July 6th / 8th, 2007
"Who Killed the Electric Car?"
Like many of you I love to watch documentaries, especially those which
investigate or uncover various abuses of power by big government or big business.
Last week I viewed a DVD of the award winning film, “Who Killed the Electric
Car?” by Chris Paine. I took particular interest in the subject matter
because in the early 1990’s I produced a number of television news stories and
educational videos designed to create interest in EVs. Back then, companies
such as Virginia Power and North Carolina Power were big proponents of EVs
because, after all, the vehicles ran on batteries that required electric
charging every 100 miles or so. I witnessed a number of EV demonstrations,
including a competition at Richmond International Raceway where high school
students designed and raced their electric vehicles in a NASCAR-style event.
I was convinced that soon, every home in America would own at least one EV.
And why not? Battery technology was improving, enabling the cars to go
farther on a single charge. The vehicles were energy efficient, quiet, and
powerful. And, they were clean.
Yet despite this win/win for America, electric cars were , in the words of
Chris Paine, murdered. And that brings me back to his documentary which
helped to explain why my predictions were so far off-base.
100 years ago there were actually more electric cars on the road than were
gasoline cars. But consumers became enamored with the more powerful, longer
range internal combustion machines, and soon, EVs disappeared from the
landscape. That is, until 1990. That was the year the California Air Resources
Board passed a Zero Emissions program which sent GM and a few other automakers
scrambling to get EV’s in the hands of a few high profile left coast drivers.
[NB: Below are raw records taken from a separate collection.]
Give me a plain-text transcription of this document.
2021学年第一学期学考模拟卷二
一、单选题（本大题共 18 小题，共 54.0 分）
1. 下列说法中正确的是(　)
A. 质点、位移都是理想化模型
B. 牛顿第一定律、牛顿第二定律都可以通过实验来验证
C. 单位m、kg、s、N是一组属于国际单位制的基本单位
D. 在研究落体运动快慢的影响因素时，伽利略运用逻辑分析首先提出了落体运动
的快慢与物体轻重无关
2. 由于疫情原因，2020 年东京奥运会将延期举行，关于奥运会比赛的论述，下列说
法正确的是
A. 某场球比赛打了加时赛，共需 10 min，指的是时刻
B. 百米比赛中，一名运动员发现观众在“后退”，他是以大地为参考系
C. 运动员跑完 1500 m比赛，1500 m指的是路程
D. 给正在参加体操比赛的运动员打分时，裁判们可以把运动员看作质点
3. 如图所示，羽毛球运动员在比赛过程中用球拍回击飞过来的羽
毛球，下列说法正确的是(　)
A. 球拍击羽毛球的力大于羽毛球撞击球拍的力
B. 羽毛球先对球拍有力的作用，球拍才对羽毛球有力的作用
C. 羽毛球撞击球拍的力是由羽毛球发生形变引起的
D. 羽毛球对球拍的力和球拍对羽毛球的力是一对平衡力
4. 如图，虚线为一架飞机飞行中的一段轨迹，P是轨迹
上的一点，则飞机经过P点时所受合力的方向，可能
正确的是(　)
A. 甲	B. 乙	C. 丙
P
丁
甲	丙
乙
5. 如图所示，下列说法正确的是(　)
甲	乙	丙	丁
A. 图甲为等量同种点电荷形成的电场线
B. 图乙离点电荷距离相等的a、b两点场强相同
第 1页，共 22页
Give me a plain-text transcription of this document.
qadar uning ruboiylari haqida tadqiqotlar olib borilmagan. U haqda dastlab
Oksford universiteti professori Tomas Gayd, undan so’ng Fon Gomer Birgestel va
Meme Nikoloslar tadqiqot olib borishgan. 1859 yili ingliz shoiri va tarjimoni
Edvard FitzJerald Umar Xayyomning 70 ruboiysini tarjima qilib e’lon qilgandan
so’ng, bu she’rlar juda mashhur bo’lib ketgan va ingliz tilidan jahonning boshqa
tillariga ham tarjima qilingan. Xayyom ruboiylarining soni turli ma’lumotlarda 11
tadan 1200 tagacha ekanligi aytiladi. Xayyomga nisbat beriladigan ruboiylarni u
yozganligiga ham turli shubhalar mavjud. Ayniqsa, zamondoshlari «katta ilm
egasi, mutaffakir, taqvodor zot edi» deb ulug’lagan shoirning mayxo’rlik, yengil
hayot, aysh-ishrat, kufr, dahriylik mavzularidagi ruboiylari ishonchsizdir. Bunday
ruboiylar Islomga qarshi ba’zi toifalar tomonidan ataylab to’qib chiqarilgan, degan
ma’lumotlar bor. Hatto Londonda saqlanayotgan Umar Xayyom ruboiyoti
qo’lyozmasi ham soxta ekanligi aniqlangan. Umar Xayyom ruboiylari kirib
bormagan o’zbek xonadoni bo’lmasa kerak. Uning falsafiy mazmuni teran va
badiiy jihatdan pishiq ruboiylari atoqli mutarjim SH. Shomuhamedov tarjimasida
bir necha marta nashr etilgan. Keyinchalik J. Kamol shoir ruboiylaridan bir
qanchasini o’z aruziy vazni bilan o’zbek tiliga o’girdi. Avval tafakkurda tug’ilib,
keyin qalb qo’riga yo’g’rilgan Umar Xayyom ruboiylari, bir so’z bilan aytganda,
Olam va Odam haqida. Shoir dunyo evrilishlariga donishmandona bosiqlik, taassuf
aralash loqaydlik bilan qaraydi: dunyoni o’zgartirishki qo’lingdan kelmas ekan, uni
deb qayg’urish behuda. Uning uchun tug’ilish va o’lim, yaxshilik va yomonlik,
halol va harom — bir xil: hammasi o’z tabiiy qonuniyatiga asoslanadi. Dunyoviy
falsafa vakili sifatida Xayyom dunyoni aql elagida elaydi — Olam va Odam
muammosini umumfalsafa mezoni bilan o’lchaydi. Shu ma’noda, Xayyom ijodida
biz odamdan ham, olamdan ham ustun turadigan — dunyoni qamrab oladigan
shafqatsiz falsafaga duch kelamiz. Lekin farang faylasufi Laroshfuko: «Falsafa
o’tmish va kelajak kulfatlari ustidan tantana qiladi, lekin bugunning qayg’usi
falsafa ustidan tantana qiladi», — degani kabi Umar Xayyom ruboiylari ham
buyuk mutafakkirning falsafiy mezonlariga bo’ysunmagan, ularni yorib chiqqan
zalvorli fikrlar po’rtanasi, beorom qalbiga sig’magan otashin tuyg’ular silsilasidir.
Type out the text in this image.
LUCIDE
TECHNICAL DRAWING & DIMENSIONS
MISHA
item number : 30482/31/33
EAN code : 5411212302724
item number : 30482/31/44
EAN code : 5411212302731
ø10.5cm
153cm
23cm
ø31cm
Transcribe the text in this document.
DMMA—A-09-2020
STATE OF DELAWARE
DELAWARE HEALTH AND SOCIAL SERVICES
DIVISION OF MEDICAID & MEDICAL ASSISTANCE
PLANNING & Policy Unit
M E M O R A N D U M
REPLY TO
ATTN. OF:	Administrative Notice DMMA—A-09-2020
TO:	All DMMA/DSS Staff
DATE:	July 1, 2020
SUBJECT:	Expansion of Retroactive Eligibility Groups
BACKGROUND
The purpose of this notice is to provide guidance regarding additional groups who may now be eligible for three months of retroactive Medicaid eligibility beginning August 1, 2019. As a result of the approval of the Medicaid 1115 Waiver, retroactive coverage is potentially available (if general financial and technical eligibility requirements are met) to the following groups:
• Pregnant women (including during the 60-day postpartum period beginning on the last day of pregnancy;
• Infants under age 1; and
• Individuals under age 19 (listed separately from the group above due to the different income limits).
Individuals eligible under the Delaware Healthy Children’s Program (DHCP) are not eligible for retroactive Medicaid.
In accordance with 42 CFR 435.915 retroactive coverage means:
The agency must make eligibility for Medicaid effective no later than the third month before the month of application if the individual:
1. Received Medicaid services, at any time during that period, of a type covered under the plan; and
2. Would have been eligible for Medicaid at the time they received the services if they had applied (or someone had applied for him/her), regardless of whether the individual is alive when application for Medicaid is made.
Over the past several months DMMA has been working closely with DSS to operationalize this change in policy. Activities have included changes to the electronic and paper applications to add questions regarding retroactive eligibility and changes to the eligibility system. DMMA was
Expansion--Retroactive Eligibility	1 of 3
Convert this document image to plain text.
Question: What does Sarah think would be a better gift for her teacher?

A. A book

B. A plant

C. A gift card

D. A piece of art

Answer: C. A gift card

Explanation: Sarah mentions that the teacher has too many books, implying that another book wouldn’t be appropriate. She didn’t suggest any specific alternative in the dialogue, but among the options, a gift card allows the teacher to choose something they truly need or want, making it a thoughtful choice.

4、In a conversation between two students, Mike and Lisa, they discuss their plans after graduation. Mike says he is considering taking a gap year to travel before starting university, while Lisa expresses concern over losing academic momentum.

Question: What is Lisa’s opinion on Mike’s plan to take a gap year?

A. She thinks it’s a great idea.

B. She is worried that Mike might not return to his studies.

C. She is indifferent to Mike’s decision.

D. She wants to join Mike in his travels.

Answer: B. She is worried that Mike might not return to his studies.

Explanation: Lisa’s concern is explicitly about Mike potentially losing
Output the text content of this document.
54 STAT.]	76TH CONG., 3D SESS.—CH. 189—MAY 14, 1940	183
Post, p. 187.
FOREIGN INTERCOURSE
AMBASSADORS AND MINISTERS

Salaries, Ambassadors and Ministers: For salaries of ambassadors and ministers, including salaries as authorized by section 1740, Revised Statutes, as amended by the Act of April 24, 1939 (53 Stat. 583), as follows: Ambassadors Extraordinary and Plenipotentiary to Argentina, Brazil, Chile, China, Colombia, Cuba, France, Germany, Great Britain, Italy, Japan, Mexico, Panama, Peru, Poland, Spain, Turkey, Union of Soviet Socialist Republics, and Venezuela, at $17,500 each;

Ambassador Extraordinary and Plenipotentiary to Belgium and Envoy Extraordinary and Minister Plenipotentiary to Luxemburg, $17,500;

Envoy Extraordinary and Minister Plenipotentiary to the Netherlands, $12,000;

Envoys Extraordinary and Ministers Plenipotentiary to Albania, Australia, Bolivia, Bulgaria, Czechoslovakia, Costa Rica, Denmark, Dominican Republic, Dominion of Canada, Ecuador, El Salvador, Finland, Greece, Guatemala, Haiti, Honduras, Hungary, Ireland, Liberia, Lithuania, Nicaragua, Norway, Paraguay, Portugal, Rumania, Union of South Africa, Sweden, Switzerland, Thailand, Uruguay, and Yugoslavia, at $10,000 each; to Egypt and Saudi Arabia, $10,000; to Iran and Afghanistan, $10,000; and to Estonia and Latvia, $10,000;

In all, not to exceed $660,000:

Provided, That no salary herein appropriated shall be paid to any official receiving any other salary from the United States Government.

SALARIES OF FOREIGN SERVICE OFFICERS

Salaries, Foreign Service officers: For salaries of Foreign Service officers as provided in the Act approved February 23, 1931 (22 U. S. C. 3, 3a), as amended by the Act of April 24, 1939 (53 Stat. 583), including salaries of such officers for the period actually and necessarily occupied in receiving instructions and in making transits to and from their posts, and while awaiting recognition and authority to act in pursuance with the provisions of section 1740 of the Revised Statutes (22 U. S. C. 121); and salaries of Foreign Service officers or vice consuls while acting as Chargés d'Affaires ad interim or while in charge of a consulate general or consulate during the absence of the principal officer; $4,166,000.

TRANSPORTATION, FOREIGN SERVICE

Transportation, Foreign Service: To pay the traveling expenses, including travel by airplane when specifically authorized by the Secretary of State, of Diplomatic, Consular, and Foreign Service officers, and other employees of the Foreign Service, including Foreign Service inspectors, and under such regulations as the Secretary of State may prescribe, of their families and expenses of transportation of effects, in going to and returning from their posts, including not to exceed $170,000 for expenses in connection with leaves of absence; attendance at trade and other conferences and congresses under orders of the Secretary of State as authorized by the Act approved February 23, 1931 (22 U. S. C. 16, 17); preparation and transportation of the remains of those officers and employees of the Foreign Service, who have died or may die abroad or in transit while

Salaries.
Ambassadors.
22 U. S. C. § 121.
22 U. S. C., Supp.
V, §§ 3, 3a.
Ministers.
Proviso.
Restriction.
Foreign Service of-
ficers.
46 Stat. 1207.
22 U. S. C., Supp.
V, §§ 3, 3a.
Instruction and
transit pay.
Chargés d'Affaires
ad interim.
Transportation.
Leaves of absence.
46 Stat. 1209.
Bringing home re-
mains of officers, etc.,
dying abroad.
But, according to Paine, GM in particular never intended to comply with the
Zero Emissions Program. Their EV production was to be a temporary gesture.
Nevertheless, Californians clamored for EVs. The few who received them
were only allowed to lease the high tech cars, while thousands of other
consumers were made to wait for production to catch up to demand. It never did.
It was a technology whose time had come. By 1990 we had become dependent
on foreign oil (although President Dum Dum didn’t acknowledge that dependence
until 2006), and we were consuming it like there was no tomorrow. Every
gallon of gasoline burned was producing nineteen pounds of carbon dioxide into
the air.
EVs were the answer to a prayer, but GM wasn’t much for listening to
prayers.
The big automakers sued California and had the Zero Emissions Program
killed. All of those wonderful leased electric cars were snatched back from the
thousands of satisfied customers, who were not allowed to purchase their
vehicle, no matter how much money or celebrity they had.
Clearly, GM and others wanted EVs out of sight, and out of mind.
Suddenly EVs had disappeared again for the second time in the same century
and once again, automakers and oil companies flourished, especially the
latter. A recent comparison of oil company profits reveals that the giants of
crude made $33 billion in 2003, $47 billion in 2004, and $64 billion in 2005.
Even worse, today, we allow our military to protect those obscene profits by
fighting to secure foreign oil. And so while men and women in uniform die
to preserve oil profits, we consumers back home are played for suckers. You
can count on gas prices soaring during summer months when we really need to
travel, then dropping just before a Congressional election.
Once again, electric vehicles had been taken from us, not because of lack of
demand (GM will disagree), but because it would have cost automakers a
fortune to reconfigure their traditional forms of mass production, and because it
would have diminished oil industry profits.
Yes, there are hybrids and hydrogren cell cars being introduced, but neither
is as energy efficient or as environmentally friendly as the EVs. And with
politicians promoting these technologies, you can be sure that they will
never catch on so long as the oil lobbies control Congress.
It is sad and ironic that as we celebrate our Nation’s independence this
week, we are still an enslaved people. We are enslaved by a government who
taxes our savings not once, but multiple times. We are enslaved by oil companies
who have paid politicians to look the other way when they jack up gas
prices. And we are enslaved by automakers who refuse to let us choose a truly
alternative form of transportation that would help to clean our air and our
lungs. Kudos to Chris Paine for making us confront our plight. Now he just
needs to produce a film that tells us how to fix it.